Although when we got back to my apartment, something in Dave's charming demeanor turned dour from the easygoing man I had met earlier that night. I heard the click in the back of his throat; he made it when he was anxious about something, had a hard time to come right out and say it, or when he felt vulnerable, cornered like a caged animal.

"I need a drink," he said, nonchalantly, the tone of his voice taking on a heaviness, someone who was in trouble.

"I, um ... I've got rum. Scotch. Vermouth."

"Does a teenage boy live here?" he asked stepping around the chaos of week-old clothes strewn carelessly around the room and fast food containers crumpled on the floor next to my X-Box machine.

"A year hasn't changed me," I said, adding, "What'll be your poison?"

"The latter," he answered, tossing his coat over the back of the recliner, and smiling.

"You were always a hard liquor kind of guy." I turned and headed into my kitchenette, a shoe box-sized space designed for one. Opening the corner cupboard and reaching for a short, thick glass, I heard Dave mumble, "Your place." He said it as though he was making a vaguely strange remark about my life.

He rolled up his blue-and-white checkered sleeves and marched further into my already messy existence. "You had your life in order a year ago." He opened up his hands, a quizzical expression on his furrowed face.

"What's that mean?" I asked, handing him his drink and wiping my sweaty hands on my pants.

He sipped it, winced, and smacked his lips. "Our life wasn't as cluttered as yours is now, that's all I'm saying." He shrugged, his language loose and cutting.

"Single life isn't all hunky-dory."

"Hoarding can be unhealthy."

"So is living alone."

Dave turned to the window so I wouldn't see him smirking. He lifted the glass, emptied it.

"Want another?" I asked.

"No." The lines in his forehead deepened as he bit back the biting sting of the drink going down. He handed me his glass.

His middle and forefinger brushed the tops of mine, a mutual satisfaction. Our gazes locked.

"You hungry?" I asked, scrambling for something to say, the awkward moment lingering too long.

Dave pulled away, and turned, rearranging a small pocket of space on the cluttered sofa, pushing aside a pile of unread newspapers and mystery magazines onto the cushion next to him before sitting down.

I wiped sweat from my face. "I'll turn on the A/C," I said, reaching behind him in the window and cranking the dial to high cool.

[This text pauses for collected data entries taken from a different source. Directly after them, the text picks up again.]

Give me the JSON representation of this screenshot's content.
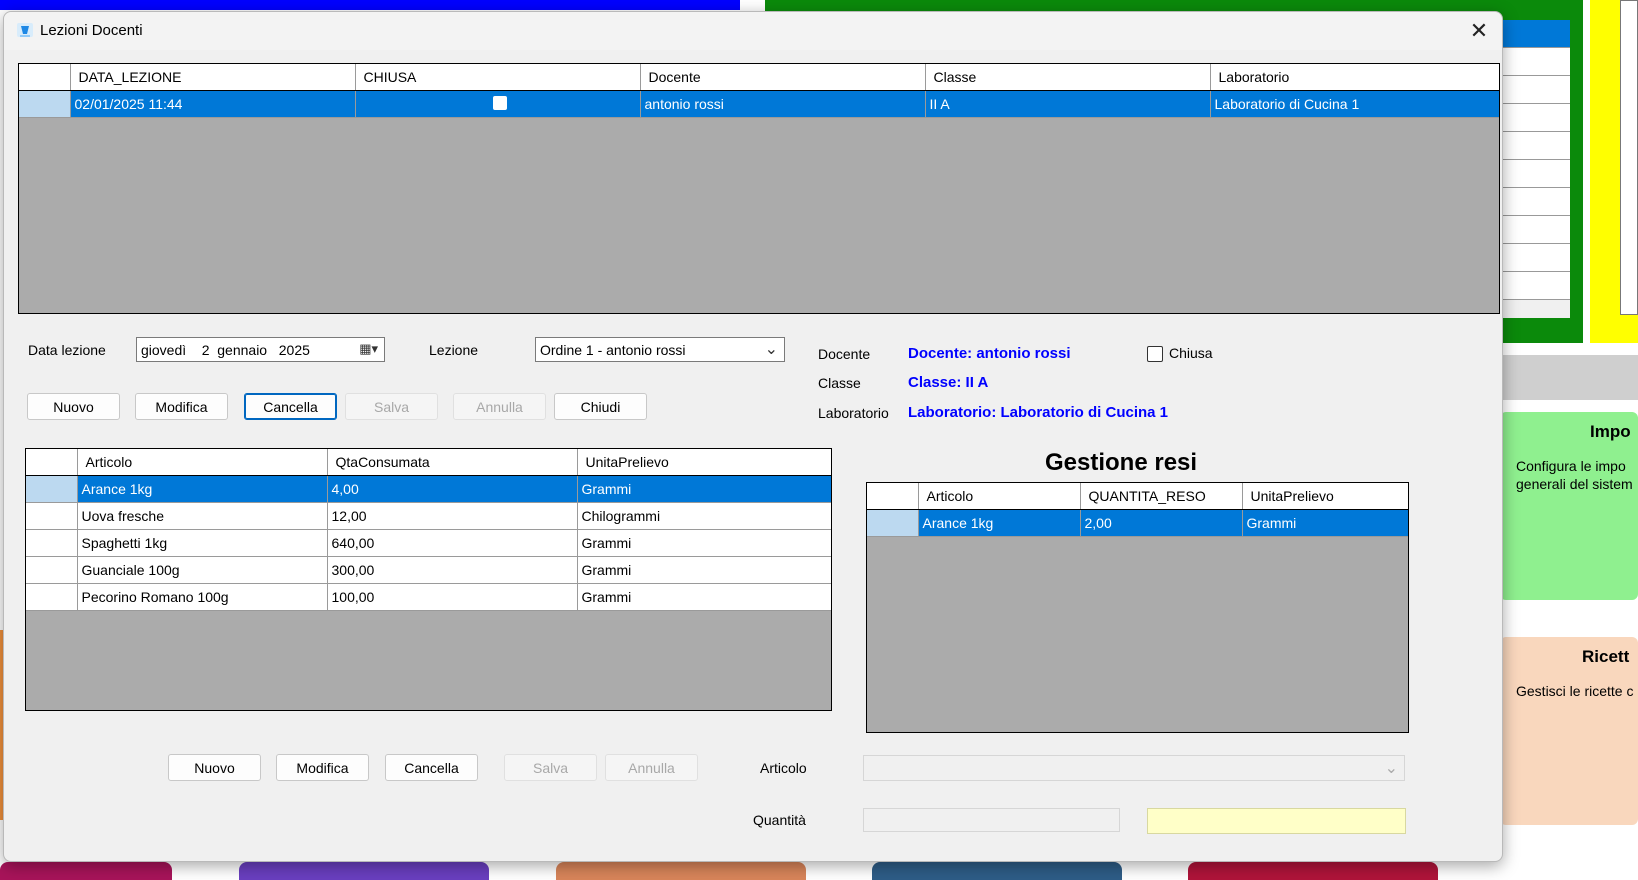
{
  "window": {
    "title": "Lezioni Docenti",
    "close_glyph": "✕"
  },
  "lessons_grid": {
    "columns": [
      "DATA_LEZIONE",
      "CHIUSA",
      "Docente",
      "Classe",
      "Laboratorio"
    ],
    "rows": [
      {
        "data_lezione": "02/01/2025 11:44",
        "chiusa": false,
        "docente": "antonio rossi",
        "classe": "II A",
        "laboratorio": "Laboratorio di Cucina 1",
        "selected": true
      }
    ]
  },
  "lesson_form": {
    "data_label": "Data lezione",
    "date_value": "giovedì    2  gennaio   2025",
    "calendar_glyph": "▦▾",
    "lezione_label": "Lezione",
    "lezione_value": "Ordine 1 - antonio rossi",
    "dropdown_glyph": "⌄",
    "docente_label": "Docente",
    "docente_value": "Docente: antonio rossi",
    "classe_label": "Classe",
    "classe_value": "Classe: II A",
    "laboratorio_label": "Laboratorio",
    "laboratorio_value": "Laboratorio: Laboratorio di Cucina 1",
    "chiusa_label": "Chiusa",
    "chiusa_checked": false
  },
  "toolbar_top": {
    "nuovo": "Nuovo",
    "modifica": "Modifica",
    "cancella": "Cancella",
    "salva": "Salva",
    "annulla": "Annulla",
    "chiudi": "Chiudi"
  },
  "articles_grid": {
    "columns": [
      "Articolo",
      "QtaConsumata",
      "UnitaPrelievo"
    ],
    "rows": [
      {
        "articolo": "Arance 1kg",
        "qta": "4,00",
        "unita": "Grammi",
        "selected": true
      },
      {
        "articolo": "Uova fresche",
        "qta": "12,00",
        "unita": "Chilogrammi",
        "selected": false
      },
      {
        "articolo": "Spaghetti 1kg",
        "qta": "640,00",
        "unita": "Grammi",
        "selected": false
      },
      {
        "articolo": "Guanciale 100g",
        "qta": "300,00",
        "unita": "Grammi",
        "selected": false
      },
      {
        "articolo": "Pecorino Romano 100g",
        "qta": "100,00",
        "unita": "Grammi",
        "selected": false
      }
    ]
  },
  "returns": {
    "title": "Gestione resi",
    "columns": [
      "Articolo",
      "QUANTITA_RESO",
      "UnitaPrelievo"
    ],
    "rows": [
      {
        "articolo": "Arance 1kg",
        "quantita": "2,00",
        "unita": "Grammi",
        "selected": true
      }
    ]
  },
  "toolbar_bottom": {
    "nuovo": "Nuovo",
    "modifica": "Modifica",
    "cancella": "Cancella",
    "salva": "Salva",
    "annulla": "Annulla"
  },
  "return_form": {
    "articolo_label": "Articolo",
    "articolo_value": "",
    "quantita_label": "Quantità",
    "quantita_value": ""
  },
  "background": {
    "card_green_title": "Impo",
    "card_green_desc": "Configura le impo\ngenerali del sistem",
    "card_peach_title": "Ricett",
    "card_peach_desc": "Gestisci le ricette c"
  },
  "colors": {
    "selection": "#0078d7",
    "grid_background": "#ababab",
    "info_text": "#0000ff",
    "dialog_background": "#f0f0f0"
  }
}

I plopped myself down on the recliner, letting out a contented sigh.

"It smells funky in here," he said.

"Probably my lunch."

He waited for me to continue. "Chinese takeout," I said.

"Have you forgotten how to cook decent, more substantial meals since our life a year ago?"

"I cook for a living."

He grinned, showing me his unnaturally white teeth. "I see you haven't lost your sense of humor."

"I've lost everything else since us."

Dave shook his head, grunted unenthusiastically, as if my pity party for one was nauseating.

The air was heavy and solid, and the elephant in the room was excruciating; it was hard to breath or think logically with so much pressure pounding on my chest.

After a painful moment of silence, I asked, "Why are you here?"

He looked up from staring down at his wringing hands. "To see you."

"After a year of not talking on the phone. No emails, or Skype, or Twitter. You even stopped following me on Facebook."

"We were through."

"I didn't think our friendship was."

"Our breakup wasn't amicable," he said.

"I wasn't angry with you."

"It wasn't you."

I rolled my eyes. "What did I do to make you hate me so much?"